3.            Exercise:

The higher our physical tension levels, the more likely it is that we will experience bouts of anxiety.  Regular exercise (at least 20 minutes each day) such as walking, will use up excess adrenaline and release endorphins.

4.            Laughter:

Laughing in response to day-to-day problems may not be an obvious choice for most of us, but experts are agreed that it may be the best medicine and the quickest way to change your brain chemistry.  Watch funny movies, TV programmes or listen to comedy on the radio on a regular basis.

5.            Box up your worries:

Irritating, niggling thoughts that simply don’t want to go away can simply wear you down.  Acknowledging these messages is often all you need to do.  Find a box (old shoebox will do) and each time you feel worried, get some paper and write down your worry.  Think about what might be making you feel like this and write this down too.  Then fold the paper, put it into your box, put the lid firmly on and place it somewhere out of sight.  Continue to do this with each worry that comes into your mind.  Then, at the end of the week, open your box, empty out the pieces of paper – you’ll be pleasantly surprised to discover that most of the worries took care of themselves, without requiring any action from you.

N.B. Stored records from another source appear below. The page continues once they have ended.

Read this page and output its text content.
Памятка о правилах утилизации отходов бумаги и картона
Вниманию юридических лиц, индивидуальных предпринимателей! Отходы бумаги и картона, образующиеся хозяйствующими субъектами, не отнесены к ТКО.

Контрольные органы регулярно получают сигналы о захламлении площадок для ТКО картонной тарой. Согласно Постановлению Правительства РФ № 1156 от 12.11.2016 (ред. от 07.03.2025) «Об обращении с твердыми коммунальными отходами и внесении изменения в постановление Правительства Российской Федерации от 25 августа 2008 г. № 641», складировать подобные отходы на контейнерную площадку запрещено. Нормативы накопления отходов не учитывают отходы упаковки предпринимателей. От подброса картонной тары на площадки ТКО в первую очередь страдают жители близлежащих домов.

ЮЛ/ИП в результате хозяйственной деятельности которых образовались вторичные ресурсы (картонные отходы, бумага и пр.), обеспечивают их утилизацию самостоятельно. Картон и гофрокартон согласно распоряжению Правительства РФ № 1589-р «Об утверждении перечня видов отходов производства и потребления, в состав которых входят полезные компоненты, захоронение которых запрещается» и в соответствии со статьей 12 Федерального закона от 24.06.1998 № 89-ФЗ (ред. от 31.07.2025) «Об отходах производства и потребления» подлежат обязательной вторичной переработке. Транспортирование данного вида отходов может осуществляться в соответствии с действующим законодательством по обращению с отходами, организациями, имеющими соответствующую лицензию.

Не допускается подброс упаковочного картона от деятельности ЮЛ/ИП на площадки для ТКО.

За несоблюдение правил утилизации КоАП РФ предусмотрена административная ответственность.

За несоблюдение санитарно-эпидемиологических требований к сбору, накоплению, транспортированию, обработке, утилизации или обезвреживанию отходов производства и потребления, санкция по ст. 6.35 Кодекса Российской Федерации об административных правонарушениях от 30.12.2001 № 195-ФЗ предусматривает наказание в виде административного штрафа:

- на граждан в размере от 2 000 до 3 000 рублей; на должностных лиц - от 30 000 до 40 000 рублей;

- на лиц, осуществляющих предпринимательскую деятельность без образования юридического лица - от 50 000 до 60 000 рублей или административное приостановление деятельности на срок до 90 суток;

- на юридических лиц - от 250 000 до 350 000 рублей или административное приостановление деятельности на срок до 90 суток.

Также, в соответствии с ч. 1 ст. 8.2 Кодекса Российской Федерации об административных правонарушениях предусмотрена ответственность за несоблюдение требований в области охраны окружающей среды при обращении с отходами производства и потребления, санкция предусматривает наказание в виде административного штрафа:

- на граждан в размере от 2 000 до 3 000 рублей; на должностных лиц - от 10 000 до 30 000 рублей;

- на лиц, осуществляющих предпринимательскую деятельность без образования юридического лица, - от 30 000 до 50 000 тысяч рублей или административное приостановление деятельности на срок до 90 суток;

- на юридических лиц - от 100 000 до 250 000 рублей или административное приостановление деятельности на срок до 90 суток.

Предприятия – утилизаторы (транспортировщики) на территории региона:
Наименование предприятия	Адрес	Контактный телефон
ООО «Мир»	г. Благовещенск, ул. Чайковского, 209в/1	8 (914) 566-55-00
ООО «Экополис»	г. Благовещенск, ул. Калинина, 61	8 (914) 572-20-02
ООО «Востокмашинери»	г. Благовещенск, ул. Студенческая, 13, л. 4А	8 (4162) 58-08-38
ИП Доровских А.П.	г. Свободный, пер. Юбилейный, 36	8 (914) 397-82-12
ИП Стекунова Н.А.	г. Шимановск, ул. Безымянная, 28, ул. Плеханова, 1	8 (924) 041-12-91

6.            Create a special place:

Our bodies respond to the images that are going through our minds at the time – even if we’re not necessarily aware that they’re there.  Ever watched a scary movie and felt feelings of panic?  Even though you knew the scenario wasn’t happening for real, your body responded to what it saw.


In just the same way, it’s possible to induce feelings of calmness by introducing good pictures into your mind.  Create a really relaxing picture for yourself – a tropical beach with fine golden sand, a place in the countryside or a place indoors that you find nice, calming and relaxing.  Take 5 minutes out each day to close your eyes and just lose yourself in this image.  With a little practice, you’ll be able to visualise your special place whenever you’re experiencing feelings of anxiety, without needing to close your eyes to get the benefits.


Alicia Eaton

Qualified Clinical Hypnotherapist and Advanced NLP Specialist.